“I recall going to the doctor and my doctor immediately sent me to a detox unit. I got involved in an AA meeting where I learned about my alcoholism and addictions. They showed me what alcohol was doing to me physically and provided educational techniques on how to keep my sobriety,” said Gorrin, who lives in a MCG Residential program.
At the end of November 1990, Gorrin and her husband had gotten divorced and she was having a difficult time adjusting to being the single mother of a teenaged boy.
At the same time, she said, her son was rebelling for reasons that included attending a new school, his parents’ divorce, and new people in his life.
Things soon got worse. She learned that she had breast cancer and would need surgery shortly after Christmas. Following the surgery, she was physically well, but emotionally depressed. She said that before her divorce, she would drink occasionally. But one day she was feeling insecure, picked up a drink, and didn’t stop. Once she completed the MCG Residential program, Gorrin was referred to the CCAN/MCG MICA program, where she met her first case manager.

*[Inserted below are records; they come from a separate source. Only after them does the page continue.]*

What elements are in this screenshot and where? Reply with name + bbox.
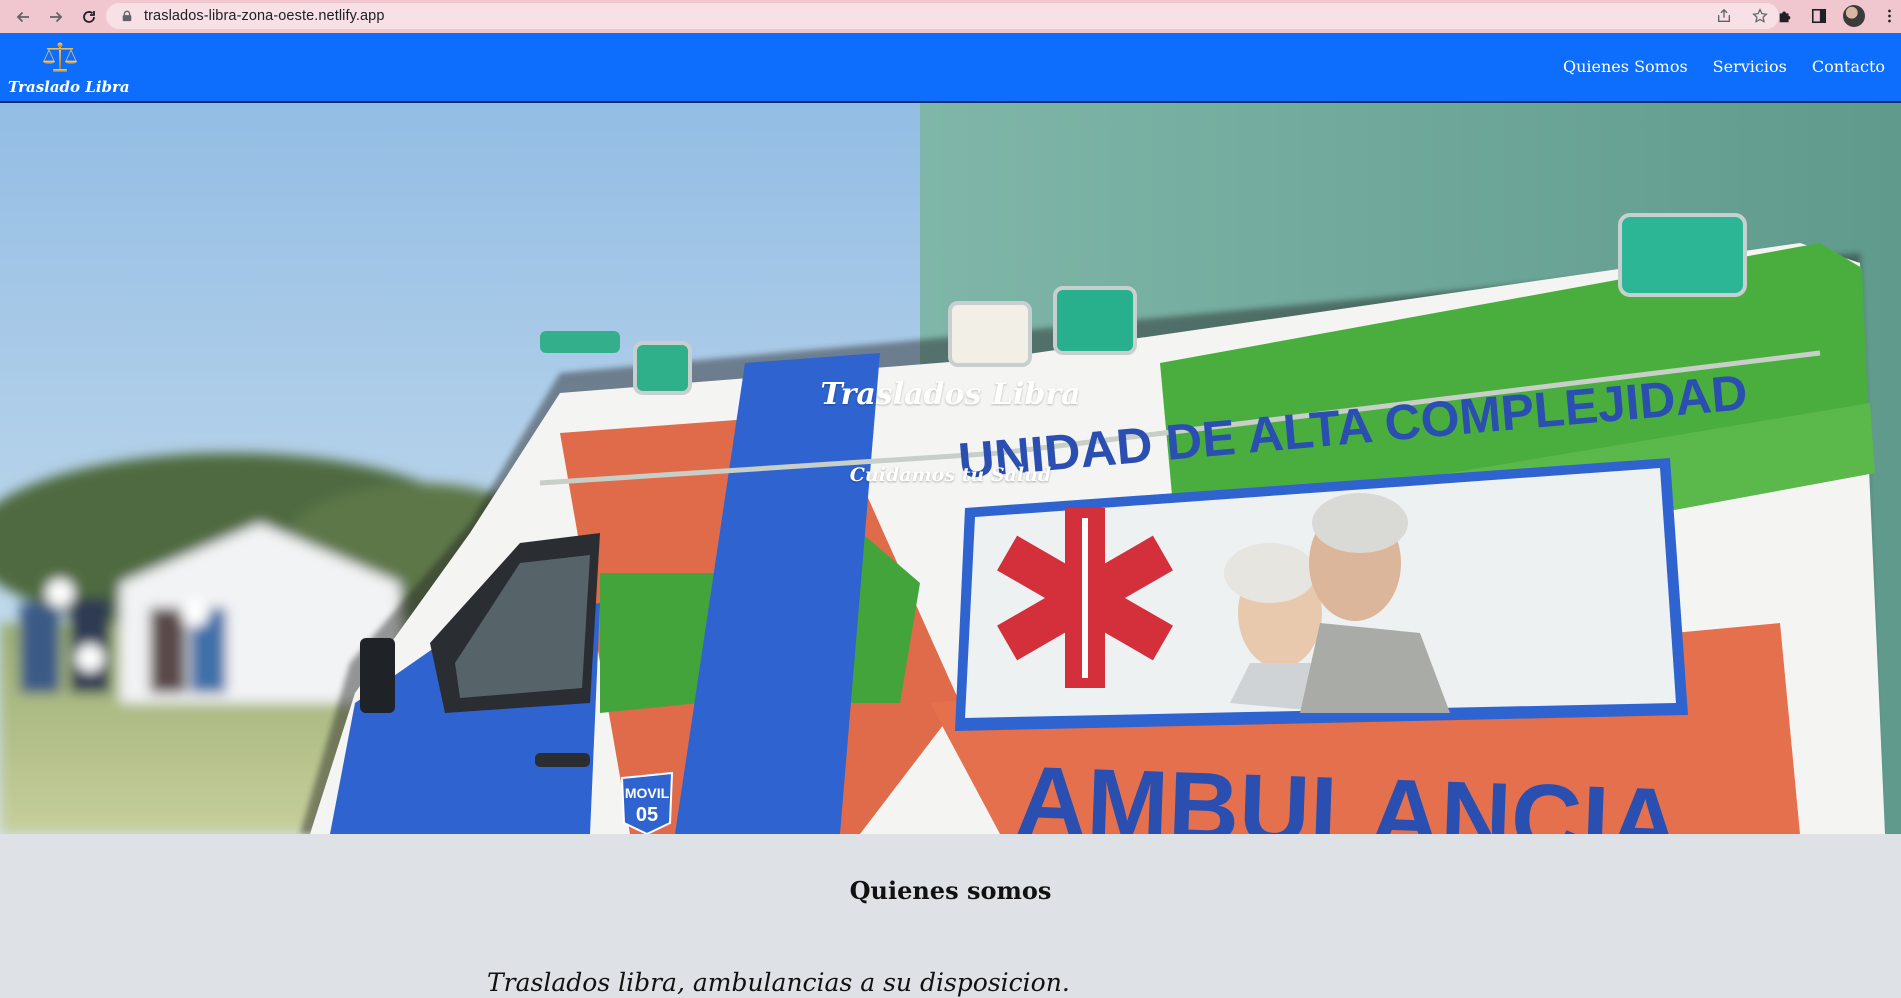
hero-title: Traslados Libra <box>820 377 1081 412</box>
share-icon[interactable] <box>1715 7 1733 25</box>
nav-link-quienes-somos[interactable]: Quienes Somos <box>1563 57 1688 76</box>
puzzle-icon[interactable] <box>1775 6 1795 26</box>
about-tagline: Traslados libra, ambulancias a su dispos… <box>487 968 1070 997</box>
nav-links: Quienes Somos Servicios Contacto <box>1563 57 1885 76</box>
forward-arrow-icon[interactable] <box>40 1 71 32</box>
profile-avatar[interactable] <box>1843 5 1865 27</box>
about-heading: Quienes somos <box>849 876 1052 905</box>
hero-section: UNIDAD DE ALTA COMPLEJIDAD MOVIL 05 AMBU… <box>0 103 1901 834</box>
scales-of-justice-icon <box>43 42 77 72</box>
back-arrow-icon[interactable] <box>7 1 38 32</box>
unit-badge-line2: 05 <box>636 804 658 826</box>
side-panel-icon[interactable] <box>1809 6 1829 26</box>
unit-badge-line1: MOVIL <box>625 785 670 801</box>
nav-link-servicios[interactable]: Servicios <box>1713 57 1787 76</box>
brand-link[interactable]: Traslado Libra <box>8 41 130 97</box>
about-section: Quienes somos Traslados libra, ambulanci… <box>0 834 1901 998</box>
reload-icon[interactable] <box>73 1 104 32</box>
kebab-menu-icon[interactable] <box>1879 6 1899 26</box>
browser-toolbar: traslados-libra-zona-oeste.netlify.app <box>0 0 1901 33</box>
brand-name[interactable]: Traslado Libra <box>8 79 130 95</box>
url-text[interactable]: traslados-libra-zona-oeste.netlify.app <box>144 8 385 24</box>
site-navbar: Traslado Libra Quienes Somos Servicios C… <box>0 33 1901 103</box>
hero-subtitle: Cuidamos tu Salud <box>849 464 1052 486</box>
address-bar[interactable]: traslados-libra-zona-oeste.netlify.app <box>106 3 1779 29</box>
star-icon[interactable] <box>1751 7 1769 25</box>
lock-icon[interactable] <box>120 9 134 23</box>
nav-link-contacto[interactable]: Contacto <box>1812 57 1885 76</box>
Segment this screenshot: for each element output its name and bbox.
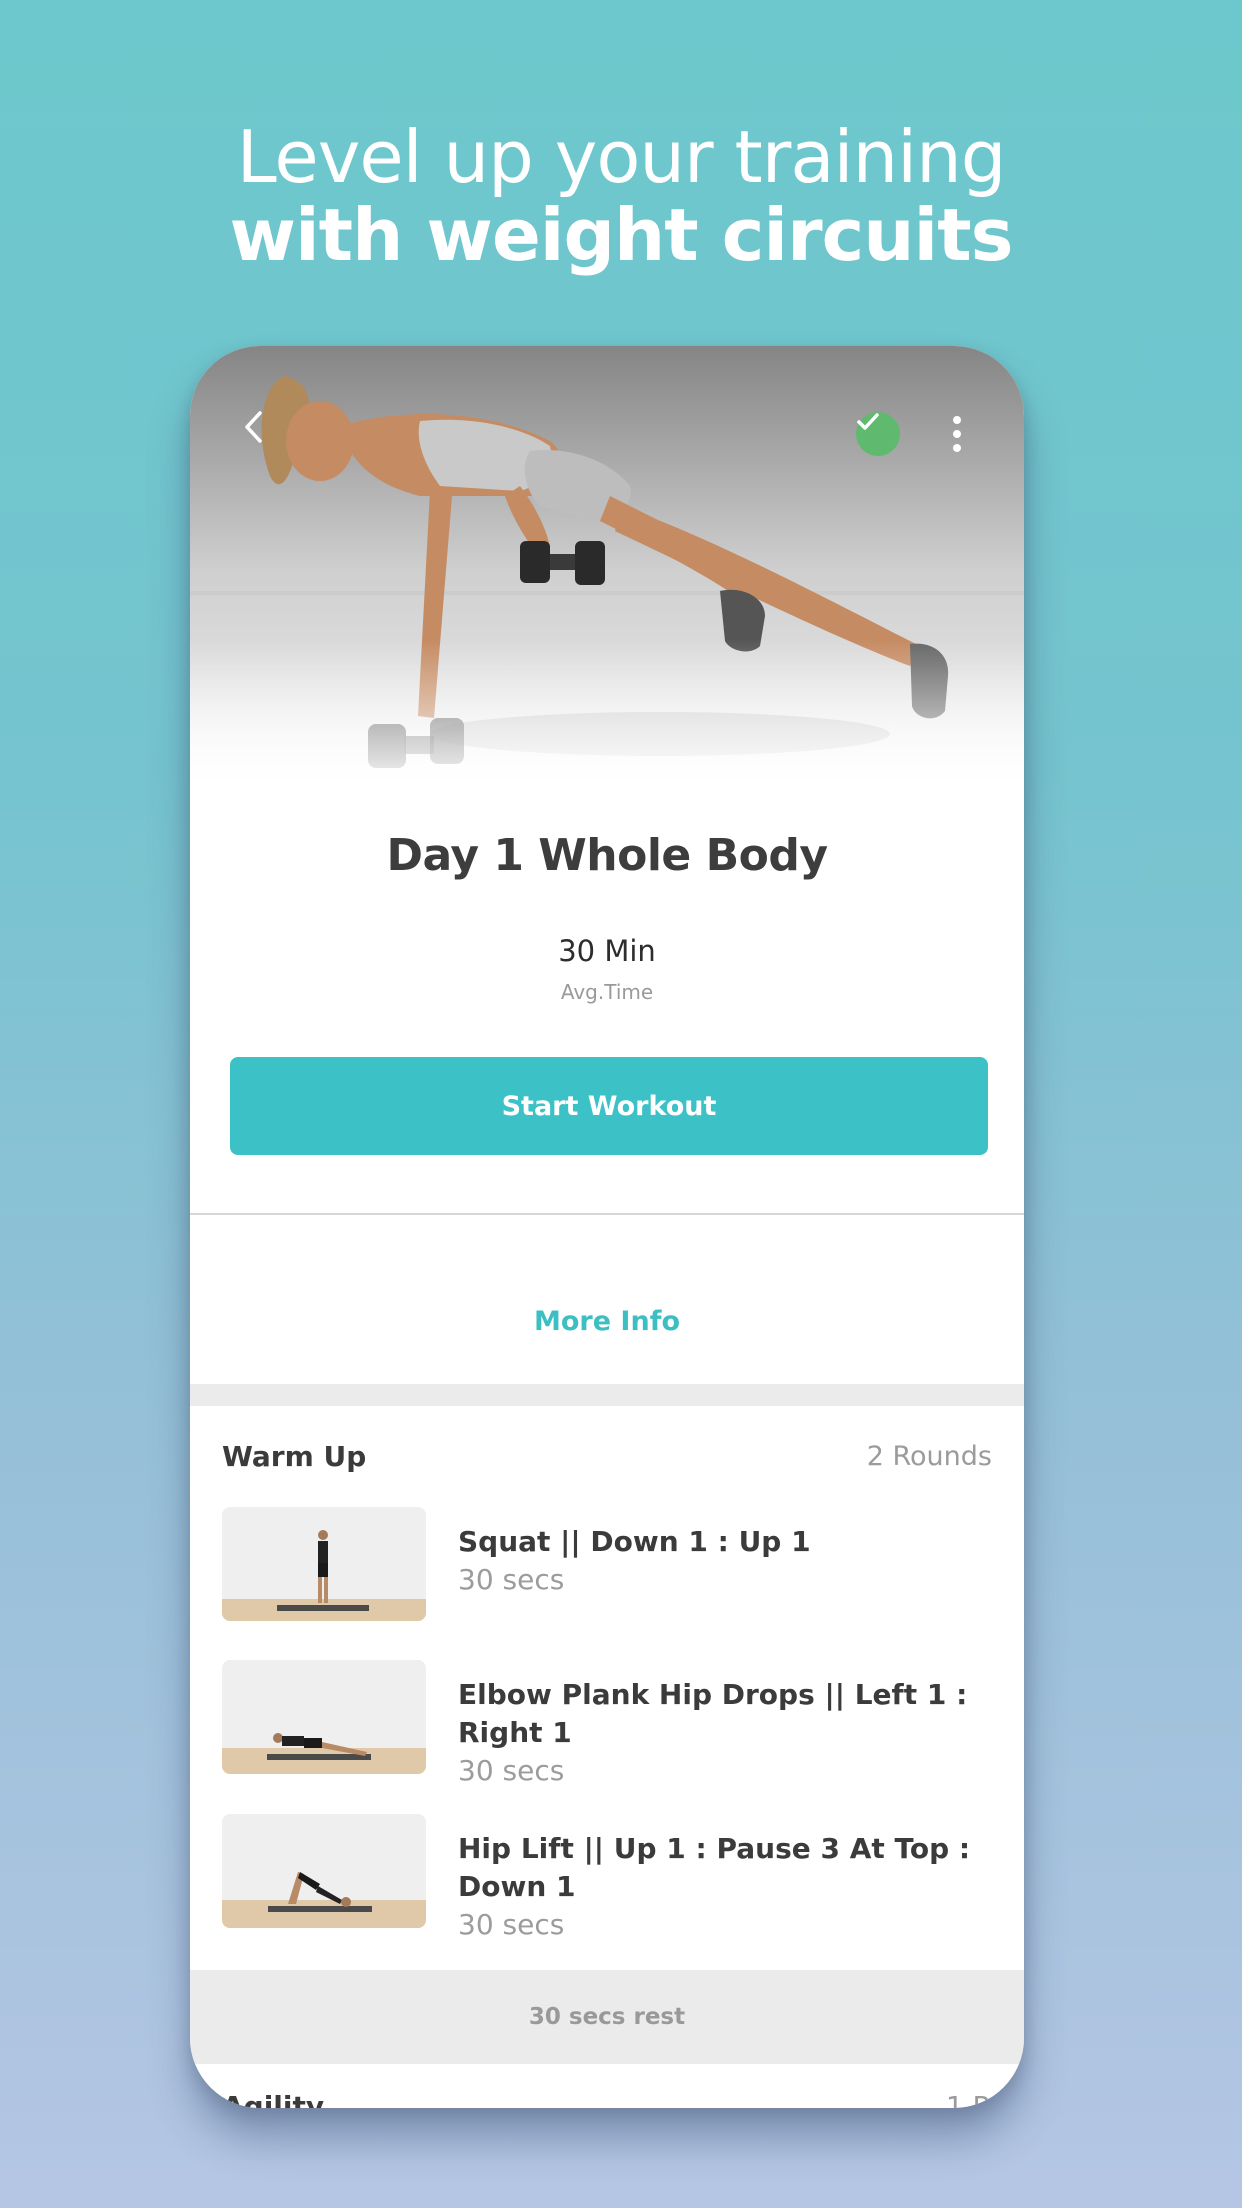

“She was more than a staff member, she was a good friend, no matter what time I needed her, she was there. She took me to the hospital for additional support and while I was in the hospital, I was referred to CCAN/MCGBH Partial Care program where I began to learn about my second Illness (bipolar disorder),” Gorrin said.
Today, Gorrin knows more about herself and has an improved relationship with her son. The two speak every day and occasionally see each other on weekends. She also has improved her communication with her ex-husband.